Two leads put unique spins on character for production of 'Driving Miss Daisy'

Friday, May 4, 2007
Miss Daisy Werthan demonstrated bad singing for her driver, Hoke Colburn, in the River City Players' production of "Driving Miss Daisy," which opens today at Port Cape's River City Yacht Club. Martha Lee, left, plays Miss Daisy on odd-numbered evenings, and Claudette Hency plays the role on even-numbered dates. Lloyd Williams plays Hoke throughout the run. (Kit Doyle)

Daisy Werthan has become a cultural icon.

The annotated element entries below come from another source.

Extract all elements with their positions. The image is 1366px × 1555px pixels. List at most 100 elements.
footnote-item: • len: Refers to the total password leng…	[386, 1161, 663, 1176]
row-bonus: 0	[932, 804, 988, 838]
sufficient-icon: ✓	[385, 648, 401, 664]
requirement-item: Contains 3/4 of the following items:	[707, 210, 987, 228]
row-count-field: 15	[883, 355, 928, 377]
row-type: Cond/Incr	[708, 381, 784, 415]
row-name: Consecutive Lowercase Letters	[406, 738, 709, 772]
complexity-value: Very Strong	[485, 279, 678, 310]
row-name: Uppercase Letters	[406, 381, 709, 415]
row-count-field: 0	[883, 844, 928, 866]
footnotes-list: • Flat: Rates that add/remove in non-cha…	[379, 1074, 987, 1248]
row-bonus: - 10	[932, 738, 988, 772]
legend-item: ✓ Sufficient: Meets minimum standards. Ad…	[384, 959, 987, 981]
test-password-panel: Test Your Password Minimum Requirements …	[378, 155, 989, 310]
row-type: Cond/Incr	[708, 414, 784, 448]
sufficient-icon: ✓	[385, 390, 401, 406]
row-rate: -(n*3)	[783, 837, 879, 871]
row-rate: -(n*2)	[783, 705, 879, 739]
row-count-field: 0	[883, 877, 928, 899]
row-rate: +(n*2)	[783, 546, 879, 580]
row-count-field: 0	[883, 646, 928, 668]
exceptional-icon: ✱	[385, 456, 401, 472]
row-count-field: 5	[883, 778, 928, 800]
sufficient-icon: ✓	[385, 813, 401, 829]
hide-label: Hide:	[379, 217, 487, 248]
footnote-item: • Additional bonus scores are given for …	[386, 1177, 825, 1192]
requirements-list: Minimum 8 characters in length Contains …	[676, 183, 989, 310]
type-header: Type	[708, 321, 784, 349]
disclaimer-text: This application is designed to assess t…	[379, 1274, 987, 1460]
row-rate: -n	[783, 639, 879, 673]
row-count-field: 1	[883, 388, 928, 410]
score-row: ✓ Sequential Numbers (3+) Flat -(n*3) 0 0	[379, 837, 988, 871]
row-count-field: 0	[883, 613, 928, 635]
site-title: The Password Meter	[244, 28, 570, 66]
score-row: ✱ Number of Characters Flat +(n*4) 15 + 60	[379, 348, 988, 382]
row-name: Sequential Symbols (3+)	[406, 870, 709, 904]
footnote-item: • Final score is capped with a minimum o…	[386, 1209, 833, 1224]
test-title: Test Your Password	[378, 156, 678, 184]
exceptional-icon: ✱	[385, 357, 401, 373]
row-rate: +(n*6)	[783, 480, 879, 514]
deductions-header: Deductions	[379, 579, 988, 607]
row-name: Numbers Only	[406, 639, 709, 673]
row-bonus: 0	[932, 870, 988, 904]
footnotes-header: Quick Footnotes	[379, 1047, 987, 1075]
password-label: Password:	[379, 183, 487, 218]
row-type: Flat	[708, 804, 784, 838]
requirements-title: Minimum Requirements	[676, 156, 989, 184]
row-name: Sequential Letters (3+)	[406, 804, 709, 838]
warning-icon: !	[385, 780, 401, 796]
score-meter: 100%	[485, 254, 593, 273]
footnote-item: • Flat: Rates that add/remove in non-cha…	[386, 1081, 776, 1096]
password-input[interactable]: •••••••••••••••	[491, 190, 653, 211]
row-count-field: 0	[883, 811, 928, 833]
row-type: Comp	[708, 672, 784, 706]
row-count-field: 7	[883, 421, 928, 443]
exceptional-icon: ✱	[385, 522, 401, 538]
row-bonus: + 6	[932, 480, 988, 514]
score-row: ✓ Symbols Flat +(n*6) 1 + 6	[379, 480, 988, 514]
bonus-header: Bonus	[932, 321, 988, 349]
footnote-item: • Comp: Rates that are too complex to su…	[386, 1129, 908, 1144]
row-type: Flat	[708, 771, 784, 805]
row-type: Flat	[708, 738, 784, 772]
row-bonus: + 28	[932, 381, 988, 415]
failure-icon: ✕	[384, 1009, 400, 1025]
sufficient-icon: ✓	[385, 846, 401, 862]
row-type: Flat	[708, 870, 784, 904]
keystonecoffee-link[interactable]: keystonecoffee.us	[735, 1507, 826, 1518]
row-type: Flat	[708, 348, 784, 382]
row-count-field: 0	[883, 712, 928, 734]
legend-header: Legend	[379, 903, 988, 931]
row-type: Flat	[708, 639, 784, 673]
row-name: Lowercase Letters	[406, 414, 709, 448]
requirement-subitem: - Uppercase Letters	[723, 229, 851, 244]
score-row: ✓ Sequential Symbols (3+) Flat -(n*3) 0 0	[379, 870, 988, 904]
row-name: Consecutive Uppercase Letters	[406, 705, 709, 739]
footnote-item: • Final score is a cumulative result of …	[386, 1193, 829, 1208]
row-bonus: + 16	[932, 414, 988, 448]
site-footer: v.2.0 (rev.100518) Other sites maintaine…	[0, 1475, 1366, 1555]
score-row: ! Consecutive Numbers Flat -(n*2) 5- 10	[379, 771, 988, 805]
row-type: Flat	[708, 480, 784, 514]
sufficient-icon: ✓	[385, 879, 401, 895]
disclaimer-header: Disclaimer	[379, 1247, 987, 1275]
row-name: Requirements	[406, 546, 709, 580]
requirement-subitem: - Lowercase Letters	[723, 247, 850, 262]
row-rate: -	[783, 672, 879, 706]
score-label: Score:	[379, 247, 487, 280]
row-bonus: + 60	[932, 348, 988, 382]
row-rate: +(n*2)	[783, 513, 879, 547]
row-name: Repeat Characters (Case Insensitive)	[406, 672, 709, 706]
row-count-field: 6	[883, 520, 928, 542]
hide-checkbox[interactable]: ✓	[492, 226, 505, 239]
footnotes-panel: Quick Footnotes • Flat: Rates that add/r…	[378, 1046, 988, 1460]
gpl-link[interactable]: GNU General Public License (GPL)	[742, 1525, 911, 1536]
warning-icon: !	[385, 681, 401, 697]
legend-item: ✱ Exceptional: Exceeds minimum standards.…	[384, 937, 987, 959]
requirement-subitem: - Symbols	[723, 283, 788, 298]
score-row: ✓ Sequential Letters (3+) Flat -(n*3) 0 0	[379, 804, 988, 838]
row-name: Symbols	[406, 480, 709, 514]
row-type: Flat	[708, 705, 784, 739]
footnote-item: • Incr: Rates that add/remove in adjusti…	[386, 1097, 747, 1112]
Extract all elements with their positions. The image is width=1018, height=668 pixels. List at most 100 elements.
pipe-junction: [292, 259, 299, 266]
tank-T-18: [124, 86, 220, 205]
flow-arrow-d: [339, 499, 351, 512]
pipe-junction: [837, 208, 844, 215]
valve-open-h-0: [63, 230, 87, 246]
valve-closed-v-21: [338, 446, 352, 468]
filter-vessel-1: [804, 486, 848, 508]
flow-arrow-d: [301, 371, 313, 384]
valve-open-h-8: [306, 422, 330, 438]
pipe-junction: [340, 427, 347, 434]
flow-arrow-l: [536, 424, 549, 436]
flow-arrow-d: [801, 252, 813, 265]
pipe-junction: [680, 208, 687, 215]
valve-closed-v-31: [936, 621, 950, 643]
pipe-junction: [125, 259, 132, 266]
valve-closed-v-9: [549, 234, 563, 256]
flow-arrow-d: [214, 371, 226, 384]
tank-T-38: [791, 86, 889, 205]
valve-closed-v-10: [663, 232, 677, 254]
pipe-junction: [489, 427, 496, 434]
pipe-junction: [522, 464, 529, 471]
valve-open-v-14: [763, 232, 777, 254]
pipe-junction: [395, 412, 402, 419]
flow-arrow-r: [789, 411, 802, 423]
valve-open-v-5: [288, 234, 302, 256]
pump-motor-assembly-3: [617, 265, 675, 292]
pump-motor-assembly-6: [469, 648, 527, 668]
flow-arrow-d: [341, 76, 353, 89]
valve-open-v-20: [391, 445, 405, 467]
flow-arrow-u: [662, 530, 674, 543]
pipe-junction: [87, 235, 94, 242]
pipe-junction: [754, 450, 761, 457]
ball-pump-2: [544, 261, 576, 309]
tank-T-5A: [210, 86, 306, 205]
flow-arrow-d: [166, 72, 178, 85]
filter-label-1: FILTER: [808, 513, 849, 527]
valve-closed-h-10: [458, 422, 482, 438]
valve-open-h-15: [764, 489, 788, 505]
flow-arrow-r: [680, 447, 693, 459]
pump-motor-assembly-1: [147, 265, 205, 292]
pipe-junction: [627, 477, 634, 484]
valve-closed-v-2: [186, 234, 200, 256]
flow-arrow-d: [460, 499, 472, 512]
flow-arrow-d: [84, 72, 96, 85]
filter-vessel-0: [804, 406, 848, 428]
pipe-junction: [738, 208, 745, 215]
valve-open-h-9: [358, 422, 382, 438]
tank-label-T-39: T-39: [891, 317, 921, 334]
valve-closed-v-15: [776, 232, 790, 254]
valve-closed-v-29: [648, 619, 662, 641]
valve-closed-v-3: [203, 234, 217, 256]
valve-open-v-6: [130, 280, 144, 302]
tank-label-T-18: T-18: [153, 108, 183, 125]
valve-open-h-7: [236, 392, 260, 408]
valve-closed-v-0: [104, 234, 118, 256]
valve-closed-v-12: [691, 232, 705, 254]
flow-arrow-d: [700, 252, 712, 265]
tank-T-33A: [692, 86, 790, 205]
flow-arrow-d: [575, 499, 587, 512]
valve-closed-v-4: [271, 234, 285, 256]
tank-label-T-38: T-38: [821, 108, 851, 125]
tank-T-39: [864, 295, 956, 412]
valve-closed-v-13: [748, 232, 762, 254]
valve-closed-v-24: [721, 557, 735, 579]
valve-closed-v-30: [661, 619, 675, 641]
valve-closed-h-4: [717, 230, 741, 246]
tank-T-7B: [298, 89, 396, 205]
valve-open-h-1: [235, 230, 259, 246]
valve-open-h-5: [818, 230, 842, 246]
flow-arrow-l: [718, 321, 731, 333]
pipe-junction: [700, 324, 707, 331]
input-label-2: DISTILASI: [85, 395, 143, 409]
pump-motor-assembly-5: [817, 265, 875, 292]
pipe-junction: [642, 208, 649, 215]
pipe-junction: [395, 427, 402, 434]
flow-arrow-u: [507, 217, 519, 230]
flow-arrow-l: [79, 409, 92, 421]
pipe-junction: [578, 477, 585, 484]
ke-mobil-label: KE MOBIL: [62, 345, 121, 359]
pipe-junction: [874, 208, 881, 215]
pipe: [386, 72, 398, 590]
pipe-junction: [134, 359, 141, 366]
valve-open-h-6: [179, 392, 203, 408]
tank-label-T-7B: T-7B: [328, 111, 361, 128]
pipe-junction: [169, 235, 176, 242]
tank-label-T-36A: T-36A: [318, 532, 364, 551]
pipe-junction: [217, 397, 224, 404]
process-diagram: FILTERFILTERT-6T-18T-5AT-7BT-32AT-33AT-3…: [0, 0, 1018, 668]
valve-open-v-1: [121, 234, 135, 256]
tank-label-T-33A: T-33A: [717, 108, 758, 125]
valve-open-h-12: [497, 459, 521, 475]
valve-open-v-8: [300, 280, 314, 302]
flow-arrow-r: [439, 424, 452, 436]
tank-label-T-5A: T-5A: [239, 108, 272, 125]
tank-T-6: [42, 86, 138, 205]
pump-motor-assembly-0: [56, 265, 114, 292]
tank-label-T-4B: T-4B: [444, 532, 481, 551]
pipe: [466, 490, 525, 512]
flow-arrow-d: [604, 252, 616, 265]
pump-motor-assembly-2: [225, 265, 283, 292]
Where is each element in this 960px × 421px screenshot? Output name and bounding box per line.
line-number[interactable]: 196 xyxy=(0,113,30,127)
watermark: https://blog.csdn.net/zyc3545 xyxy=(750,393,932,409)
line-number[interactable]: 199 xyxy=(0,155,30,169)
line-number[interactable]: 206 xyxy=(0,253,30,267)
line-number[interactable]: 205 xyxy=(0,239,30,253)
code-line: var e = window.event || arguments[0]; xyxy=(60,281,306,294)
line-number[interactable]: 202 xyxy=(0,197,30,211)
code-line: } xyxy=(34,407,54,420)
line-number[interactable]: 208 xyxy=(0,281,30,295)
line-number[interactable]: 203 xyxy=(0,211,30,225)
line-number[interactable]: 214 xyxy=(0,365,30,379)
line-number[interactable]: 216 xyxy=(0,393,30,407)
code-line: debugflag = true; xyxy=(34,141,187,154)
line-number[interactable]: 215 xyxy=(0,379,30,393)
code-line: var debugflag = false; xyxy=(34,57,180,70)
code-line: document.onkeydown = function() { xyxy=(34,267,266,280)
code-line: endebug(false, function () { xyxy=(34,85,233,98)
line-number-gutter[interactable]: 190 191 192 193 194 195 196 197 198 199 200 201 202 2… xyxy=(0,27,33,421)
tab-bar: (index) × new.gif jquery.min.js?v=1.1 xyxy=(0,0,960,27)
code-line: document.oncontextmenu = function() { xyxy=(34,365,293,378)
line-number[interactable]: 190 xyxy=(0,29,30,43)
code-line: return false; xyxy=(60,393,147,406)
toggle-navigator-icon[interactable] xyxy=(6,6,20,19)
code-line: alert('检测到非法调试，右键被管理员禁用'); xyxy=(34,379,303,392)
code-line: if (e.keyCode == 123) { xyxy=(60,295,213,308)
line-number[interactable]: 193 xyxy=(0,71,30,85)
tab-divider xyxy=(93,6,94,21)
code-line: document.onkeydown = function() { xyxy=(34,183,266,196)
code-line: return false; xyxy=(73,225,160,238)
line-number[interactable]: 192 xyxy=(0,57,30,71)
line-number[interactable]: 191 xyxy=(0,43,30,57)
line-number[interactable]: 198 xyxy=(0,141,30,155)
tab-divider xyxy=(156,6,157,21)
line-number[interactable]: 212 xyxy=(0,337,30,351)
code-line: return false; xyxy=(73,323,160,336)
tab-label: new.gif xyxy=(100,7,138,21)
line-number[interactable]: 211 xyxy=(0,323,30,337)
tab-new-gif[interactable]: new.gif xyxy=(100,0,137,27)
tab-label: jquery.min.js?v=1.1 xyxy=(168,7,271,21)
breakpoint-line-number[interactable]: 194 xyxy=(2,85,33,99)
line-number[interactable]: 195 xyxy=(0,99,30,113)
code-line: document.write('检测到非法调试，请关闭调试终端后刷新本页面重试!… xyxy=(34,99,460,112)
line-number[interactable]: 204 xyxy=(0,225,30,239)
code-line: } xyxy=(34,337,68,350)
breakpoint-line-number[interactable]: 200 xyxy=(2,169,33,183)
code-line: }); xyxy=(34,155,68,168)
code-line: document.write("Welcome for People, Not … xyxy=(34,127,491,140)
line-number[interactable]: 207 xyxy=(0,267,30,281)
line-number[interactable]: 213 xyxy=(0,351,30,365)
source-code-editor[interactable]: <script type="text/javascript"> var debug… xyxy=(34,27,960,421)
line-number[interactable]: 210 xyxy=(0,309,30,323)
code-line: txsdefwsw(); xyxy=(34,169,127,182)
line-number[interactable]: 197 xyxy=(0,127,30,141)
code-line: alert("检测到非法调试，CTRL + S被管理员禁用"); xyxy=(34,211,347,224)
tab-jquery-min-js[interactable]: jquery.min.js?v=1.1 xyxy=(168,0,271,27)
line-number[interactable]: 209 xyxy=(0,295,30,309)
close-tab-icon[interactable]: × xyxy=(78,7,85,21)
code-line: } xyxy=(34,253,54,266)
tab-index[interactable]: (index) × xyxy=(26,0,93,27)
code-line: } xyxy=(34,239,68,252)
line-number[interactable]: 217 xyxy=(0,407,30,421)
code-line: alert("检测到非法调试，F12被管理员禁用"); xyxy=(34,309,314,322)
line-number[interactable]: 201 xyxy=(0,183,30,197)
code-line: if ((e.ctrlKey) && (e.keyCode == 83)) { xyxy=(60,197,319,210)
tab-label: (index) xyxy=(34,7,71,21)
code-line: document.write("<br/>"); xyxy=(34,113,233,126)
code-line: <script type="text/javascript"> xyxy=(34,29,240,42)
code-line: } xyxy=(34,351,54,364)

You may not know her by that name, but by Miss Daisy instead. Daisy's iconic status means the River City Players' production of the Pulitzer Prize-winning play turned Academy Award-winning movie "Driving Miss Daisy" can either suffer from the audience's expectations cultivated by the film or benefit from the familiarity of the story.

In 2001 RCP benefited, selling out every show in the "Miss Daisy" run. In 2007, the result should be the same. This production is not the movie, but the story is intact, and the actors play their roles convincingly.

Randy Barnhouse and Lloyd Williams are both from the 2001 cast, reprising their roles as Daisy's son Boolie Werthan and her driver Hoke. To play Daisy director Debbie Barnhouse enlisted two women, Martha Lee, a newcomer to the RCP stage, and Claudette Hency, a former member of the theater group making her return after a several-year hiatus.

Due to the success of the 2001 show, the RCP added extra dates to this run of "Daisy," putting on eight shows instead of the usual five. Hency plays Daisy on even-numbered dates; Lee plays her on odd-numbered dates.

The watching experience will be different with each Daisy, as Hency and Lee each put their own spin on the character. Lee's Daisy seems more defiant, obsessive and controlling, needing to have everything in her life conform to her definition of correctness. Hency's Daisy seems more fragile, sometimes scared, facing her own mortality and fearing the world that's changing around her.

Regardless of who's playing Daisy, the cast chemistry is evident, especially between Randy Barnhouse and Williams. The two seem as if they're old friends, going over their shared memories one last time. Bringing these two back to reprise their roles was definitely a good move, as both seem at ease throughout.

Translating this story to stage must have been easy in a way, since the dramedy relies heavily on story and character interaction, not flashy scenery. At the same time, the play moves quickly, presenting small vignettes of the characters' interactions over 25 years, requiring many changes of scenery and costume.

The Players pull it off through hustle, making the most of their lighting and encouraging some imagination. As usual, the detailed set constructed by Tim Roth makes imagining a bit easier.

Those who know and love this story shouldn't be disappointed by the Players' stage version. Those who don't shouldn't be disappointed either -- the story is touching and the characters are memorable.